Le ministère burkinabè de la Santé rappelle une règle vitale : accueillir et soigner d'abord.

Au Burkina Faso, les hôpitaux reçoivent une consigne claire : personne ne doit être refoulé aux urgences. Une circulaire officielle datée du 6 juillet remet l'accueil et la prise en charge des malades au cœur de la mission des soignants.
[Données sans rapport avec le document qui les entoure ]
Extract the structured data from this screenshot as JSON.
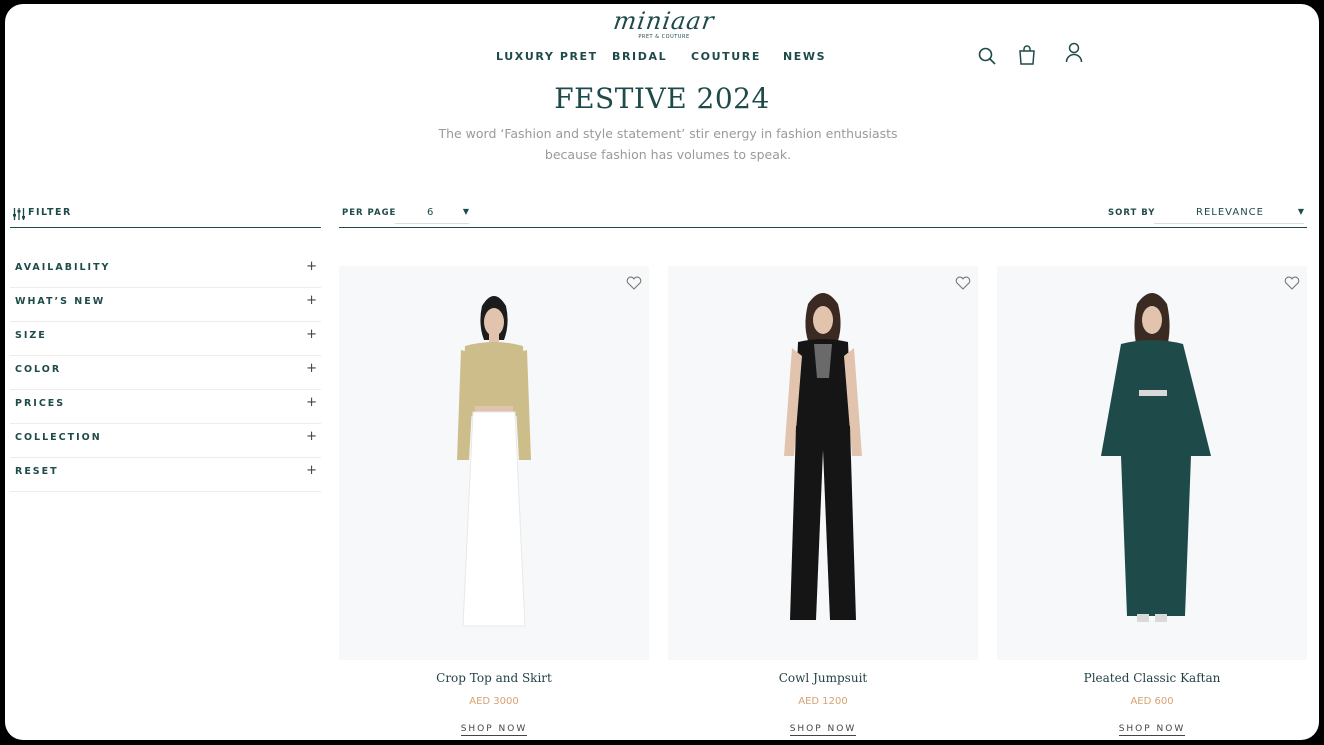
{
  "brand": {
    "logo": "miniaar",
    "tagline": "PRET & COUTURE"
  },
  "nav": [
    {
      "label": "LUXURY PRET"
    },
    {
      "label": "BRIDAL"
    },
    {
      "label": "COUTURE"
    },
    {
      "label": "NEWS"
    }
  ],
  "header_icons": [
    "search-icon",
    "shopping-bag-icon",
    "user-icon"
  ],
  "page": {
    "title": "FESTIVE 2024",
    "description_line1": "The word ‘Fashion and style statement’ stir energy in fashion enthusiasts",
    "description_line2": "because fashion has volumes to speak."
  },
  "filter": {
    "label": "FILTER",
    "items": [
      {
        "label": "AVAILABILITY"
      },
      {
        "label": "WHAT’S NEW"
      },
      {
        "label": "SIZE"
      },
      {
        "label": "COLOR"
      },
      {
        "label": "PRICES"
      },
      {
        "label": "COLLECTION"
      },
      {
        "label": "RESET"
      }
    ],
    "expand_symbol": "+"
  },
  "toolbar": {
    "per_page_label": "PER PAGE",
    "per_page_value": "6",
    "sort_label": "SORT BY",
    "sort_value": "RELEVANCE",
    "caret": "▼"
  },
  "products": [
    {
      "name": "Crop Top and Skirt",
      "price": "AED 3000",
      "cta": "SHOP NOW"
    },
    {
      "name": "Cowl Jumpsuit",
      "price": "AED 1200",
      "cta": "SHOP NOW"
    },
    {
      "name": "Pleated Classic Kaftan",
      "price": "AED 600",
      "cta": "SHOP NOW"
    }
  ],
  "colors": {
    "brand": "#1f4a4a",
    "price": "#d6a271",
    "muted": "#9a9a9a",
    "image_bg": "#f7f8fa"
  }
}
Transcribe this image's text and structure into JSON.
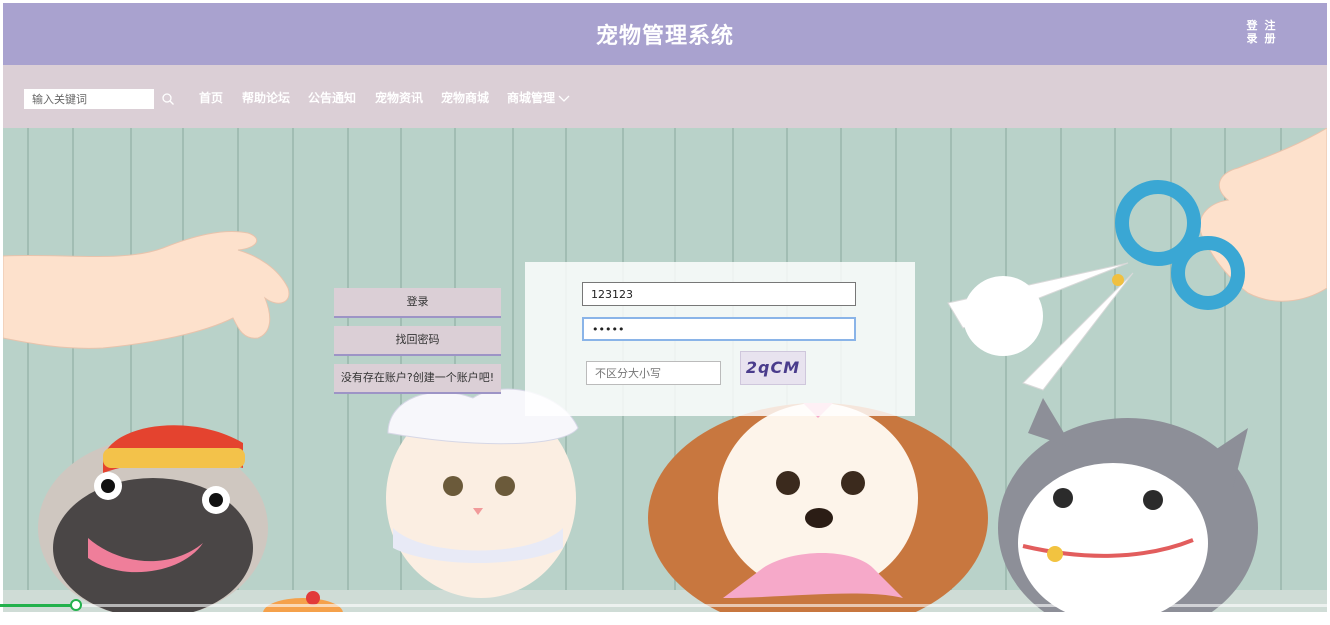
{
  "header": {
    "title": "宠物管理系统",
    "auth_chars": [
      "登",
      "注",
      "录",
      "册"
    ]
  },
  "nav": {
    "search_placeholder": "输入关键词",
    "items": [
      "首页",
      "帮助论坛",
      "公告通知",
      "宠物资讯",
      "宠物商城",
      "商城管理"
    ]
  },
  "side_buttons": {
    "login": "登录",
    "forgot": "找回密码",
    "register": "没有存在账户?创建一个账户吧!"
  },
  "login_form": {
    "username_value": "123123",
    "password_value": "•••••",
    "captcha_placeholder": "不区分大小写",
    "captcha_text": "2qCM"
  },
  "video": {
    "progress_fraction": 0.057
  },
  "colors": {
    "header": "#a9a2cf",
    "nav": "#dbcfd6",
    "accent": "#22b14c"
  }
}
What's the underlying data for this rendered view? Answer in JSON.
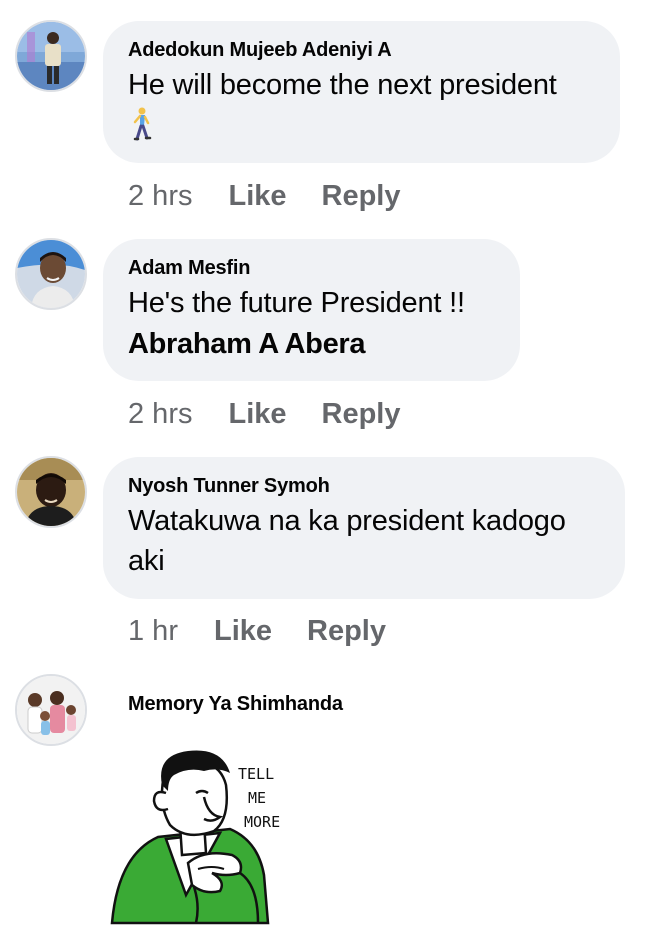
{
  "comments": [
    {
      "author": "Adedokun Mujeeb Adeniyi A",
      "text": "He will become the next president",
      "emoji": "🚶",
      "time": "2 hrs",
      "like": "Like",
      "reply": "Reply"
    },
    {
      "author": "Adam Mesfin",
      "text": "He's the future President !!",
      "mention": "Abraham A Abera",
      "time": "2 hrs",
      "like": "Like",
      "reply": "Reply"
    },
    {
      "author": "Nyosh Tunner Symoh",
      "text_line1": "Watakuwa na ka president kadogo",
      "text_line2": "aki",
      "time": "1 hr",
      "like": "Like",
      "reply": "Reply"
    },
    {
      "author": "Memory Ya Shimhanda",
      "sticker_text": [
        "TELL",
        "ME",
        "MORE"
      ]
    }
  ],
  "colors": {
    "bubble": "#f0f2f5",
    "meta": "#65676b",
    "text": "#050505",
    "sticker_green": "#3aaa35"
  }
}
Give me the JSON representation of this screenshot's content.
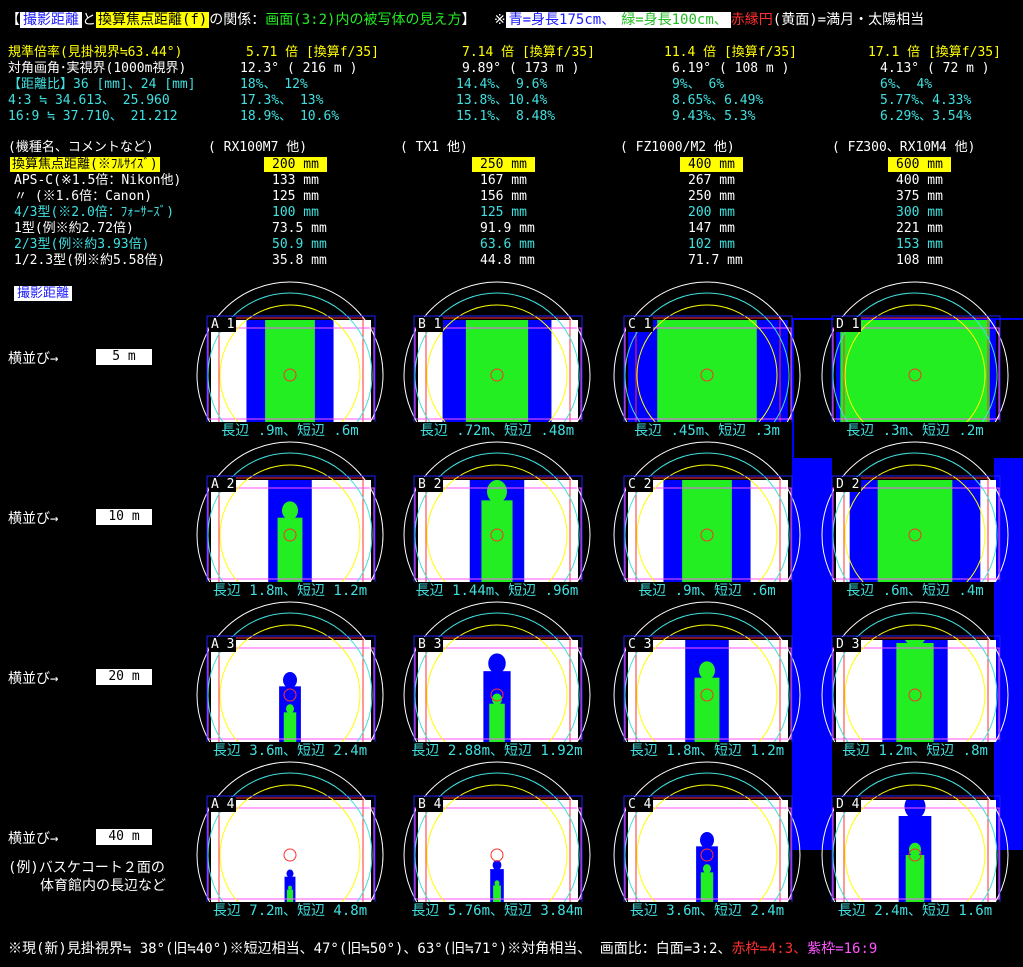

Une décision qui parle à tous, bien au-delà des frontières.

Vue de l'entrée d'un service d'urgences d'un hôpital
Aux urgences, la priorité affichée reste l'accueil et la prise en charge du patient.

Une consigne simple, mais qui change tout

Au Burkina Faso, le ministère de la Santé a décidé de serrer la vis sur une pratique jugée contraire à l'éthique médicale : le refus de prendre en charge un patient qui se présente aux urgences.

Dans une circulaire datée du 6 juillet, le secrétaire général du ministère, le Dr Joel Arthur Kiendrérébéogo, rappelle aux responsables des établissements sanitaires une règle de base : l'accueil et la prise en charge des malades ne se négocient pas.

Ce que dit la mesure

Le message adressé aux hôpitaux est direct. Aux urgences, un patient doit d'abord être reçu et soigné, sans que des conditions viennent retarder les premiers gestes.

Cette prise de position officielle vise à mettre fin à des situations où des malades auraient été refoulés, une pratique que les autorités estiment inacceptable dans un service d'urgence.

Pourquoi ça nous parle aussi

Cette question dépasse le seul Burkina Faso. Partout, l'accès rapide aux soins d'urgence est une préoccupation quotidienne pour les familles, notamment lorsqu'un proche a besoin d'une prise en charge immédiate.

Rappeler que l'urgence, c'est d'abord soigner est un principe qui résonne avec les attentes des populations de toute la sous-région, où l'on connaît la valeur d'un accueil digne à l'hôpital.

Ce qu'il faut retenir

À ce stade, l'essentiel tient en une phrase : les autorités sanitaires burkinabè demandent aux hôpitaux de ne refuser aucun patient aux urgences.

Les détails d'application et le suivi de cette consigne restent à préciser dans les prochaines semaines. Le Crieur suivra la mise en œuvre concrète de cette mesure et ses effets pour les patients.